A l’origine de la nouveauté, en réalité, il y a un créateur turinois, Andrea Stillacci, fondateur à Paris de Herezie, une agence de publicité désormais implantée en France, avec d’importants clients internationaux. Mais aussi l’Observatoire des inégalités, petit organisme indépendant, basé à Tours, qui étudie depuis des années les écarts de toutes sortes (sociaux, raciaux, économiques, sexuels…). « On avait créé pour eux un film promotionnel – se souvient Stillacci – et, pour sensibiliser aux inégalités, on avait imaginé un groupe de jeunes jouant là-bas ce type de Monopoly, qui en réalité n’existait pas ». Les jeunes se sont mis en colère parce qu’ils ne se sont pas tous retrouvés à jouer à égalité. La vidéo a ensuite beaucoup rebondi sur les réseaux sociaux. « Et au final beaucoup nous avaient demandé : pourquoi ne faites-vous pas vraiment un Monopole des inégalités ? ».
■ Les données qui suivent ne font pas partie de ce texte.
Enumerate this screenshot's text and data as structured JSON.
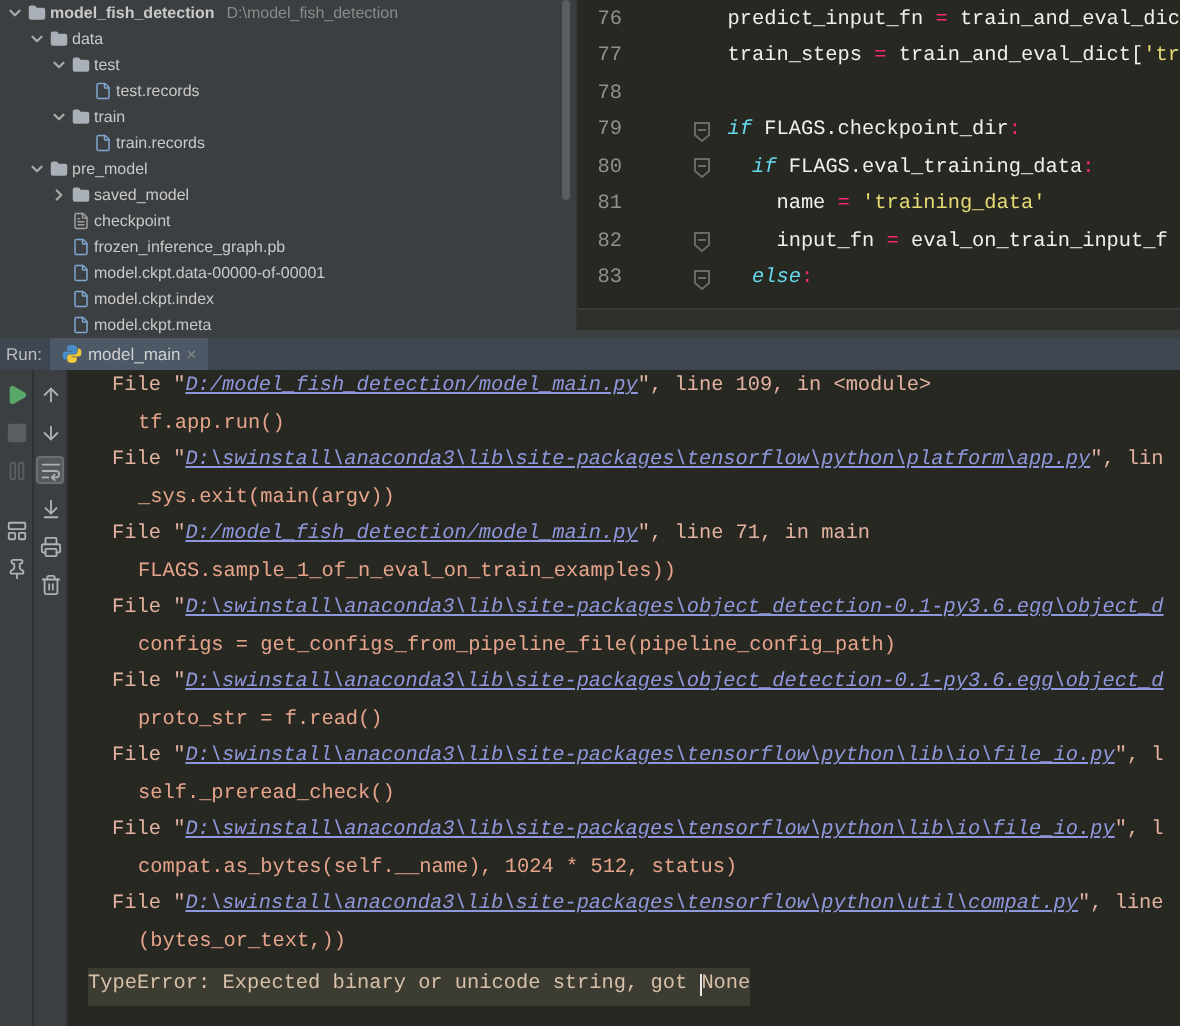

Eh bien, il a fallu trois ans d’études pour en arriver là, y compris des expériences dans différentes écoles, notamment à Paris. L’Observatoire, Herezie et Hasbro, le producteur mondial du jeu, ont collaboré. Dans un certain sens, nous revenons à la finalité première du Monopoly. Car l’idée de départ était, au début du XXe siècle, aux Etats-Unis, d’Elizabeth Magie, qui inventa « The Landlord’s Game », avec laquelle elle voulait dénoncer le « caractère antisocial du monopole foncier » et de l’oppression Puis, en 1931, Charles Darrow, chômeur de la grande crise de 1929, découvre le jeu par hasard auprès de ses voisins et, profitant du concept, il crée le sien, le Monopoly, qui préfère devenir la consécration de la course à la brique.

Mais revenons à la nouvelle édition française. Destiné aux 11-25 ans et vendu directement par l’Observatoire des inégalités, il est le prolongement du Monopoly classique (joué avec la même planche, qui n’est d’ailleurs pas fournie). Il existe dix cartes qui correspondent à autant de personnages différents (et plus ou moins chanceux, et 37 cartes qui impliquent des probabilités diverses (maternité, chômage, homophobie dans l’entreprise, racisme, problèmes de santé…).

Le « Monopoly des inégalités » s’adresse essentiellement aux écoles, centres de formation et collectivités (et d’ailleurs le kit le plus complet, qui coûte 150 euros, comprend également un guide pour l’animateur, un livret pédagogique, du matériel didactique et des webdocumentaires). On commence « et chaque garçon doit jouer un personnage qui ne lui ressemble pas, pour ne pas le stigmatiser – observe Constance Mounier, chef de projet à l’Observatoire -. Nous essayons de faire en sorte qu’il comprenne que les inégalités ne sont pas inévitables ». Le jeu devrait durer deux heures, mais le jeu réel ne dure qu’une demi-heure. Le reste est un débat, provoqué par l’animateur, également sur la base des inévitables protestations et récriminations des enfants, qui se voient injustement pénalisés. Et ils réagissent. Entre autres choses, ce Monopole, à chaque injustice apposée pas à pas, donne aussi une véritable « quantification » (écrite derrière le papier en question). Cela explique pourquoi « 2,3 millions de Français vivent dans des conditions de logement précaires », « 7 % estiment que l’homosexualité est une perversion qu’il faut combattre » et « trois heures et demie, c’est le temps consacré aux tâches ménagères par les femmes contre deux pour les hommes ».

Ce n’est pas la première fois que le monopole est utilisé pour attirer l’attention sur les réalités sociales. En 1970, Robert Sommer, un psychologue environnemental de l’Université de Californie, a inventé « Blacks and Whites », qui a été relancé aux États-Unis l’année dernière pour sensibiliser les jeunes américains aux privilèges des blancs. Plus récemment en France, un couple de sociologues engagés depuis des années dans la dénonciation des inégalités sociales, Michel et Monique Pinçon-Charlot, ont créé « Kapital », un jeu de société de « sociologie critique », qui est un hybride du Monopoly et du jeu de ‘OIE. Mais beaucoup plus cérébral que les dernières nouvelles.